Creating a Culture of Improvement
Your supervisors eat culture for breakfast
Defining organizational culture only “at the top “and publishing posters is doomed to fail to make lasting changes to sticky workplace cultures. Why? Pretty simply, front-line teams and their leaders are responsible for carrying out the work day-to-day – and culture is highly influenced by frequent habits and behaviours. Supervisors and team leads have an outsized influence on organizational culture, so any attempts to understand or improve culture ultimately need to engage the team leads. Michael Balle reminds us that culture change requires a continuous conversation about culture with team leaders.
“You can't punish your way to perfection”
It's difficult to have high-performing teams without accountability. But often accountability is simply blame and punishment masquerading as leadership. Transparency and openness are necessary, but not sufficient to build a culture of safety. Mark Graban reminds us that you can't punish your way to perfection.
What's the best structure?
Finding the “best” organizational structure has been a centuries-long journey for industries and has yielded few breakthroughs and many disappointments.
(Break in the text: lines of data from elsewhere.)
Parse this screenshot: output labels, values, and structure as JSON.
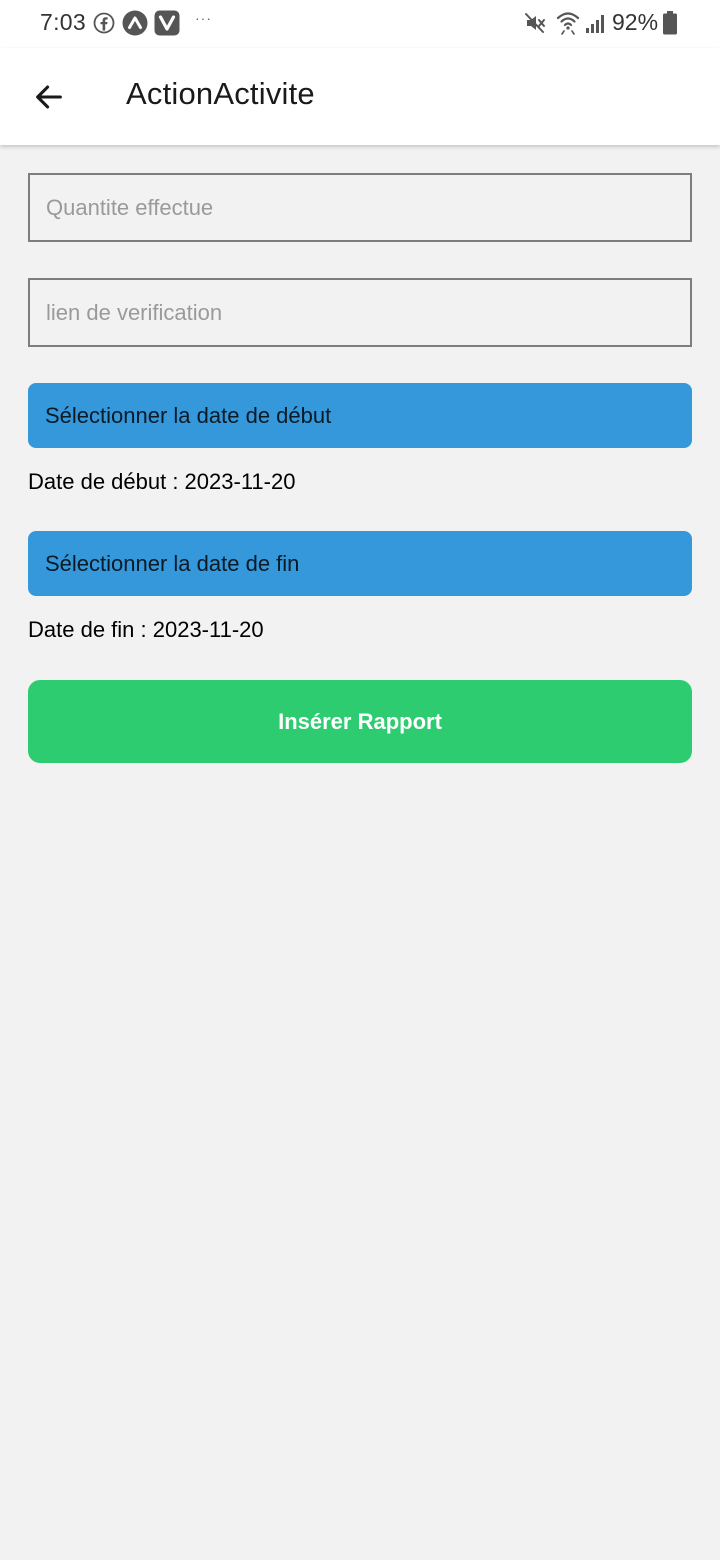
{
  "status_bar": {
    "time": "7:03",
    "more_indicator": "···",
    "battery_percent": "92%",
    "icons": [
      "facebook-icon",
      "app-a-icon",
      "app-v-icon",
      "mute-icon",
      "wifi-icon",
      "signal-icon",
      "battery-icon"
    ]
  },
  "app_bar": {
    "title": "ActionActivite",
    "back_icon": "arrow-left-icon"
  },
  "form": {
    "quantity_placeholder": "Quantite effectue",
    "quantity_value": "",
    "link_placeholder": "lien de verification",
    "link_value": "",
    "start_date_button": "Sélectionner la date de début",
    "start_date_text": "Date de début : 2023-11-20",
    "end_date_button": "Sélectionner la date de fin",
    "end_date_text": "Date de fin : 2023-11-20",
    "submit_label": "Insérer Rapport"
  },
  "colors": {
    "date_button": "#3498db",
    "submit_button": "#2ecc71",
    "background": "#f2f2f2",
    "app_bar": "#ffffff"
  }
}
If Max Weber‘s ideas dominated 19th-century thinking and Alfred Sloan‘s shaped the 20th century's view of the “corporation”, what will shape the predominant thinking in the 21st century? Most contemporary searches for org-design nirvana have pitted command-and-control hierarchies/bureacuracies against democratized “flat” designs. But this is overly simplistic in an era of increasing complexity and transformation.
So what IS the best structure? In his new book, Henry Mintzberg says plainly that “believing there is one best way to structure organizations is the worst way to manage them”. I recently read and reviewed Henry Mintzberg's latest book Understanding Organizations…Finally and it may provide the most comprehensive and practical study of organizational design to date.
Some Wisdom from Seth Godin:
Coaching – Developing Self & Others
Don't dominate. Facilitate.
Suzi McAlpine shares some wisdom on how to facilitate rather than dominate your meetings.
Push vs. Pull
Managers are often taught to lead by ‘pushing', driving teams hard for outcomes, which routinely results in ‘pushback'. Less often, managers employ ‘pull', inspiring and motivating others to action, which can create more buy-in. Which should you use? Both according to the World Economic Forum's “Why ‘push' and ‘pull' management are key to successful organizational change”.
What's your life task?
Lack of motivation. Listlessness. We all suffer from deep bouts of indecision about life. The key to busting the slump, according to Jung, is to get to work. Find the “life task” when you are stuck in a rut.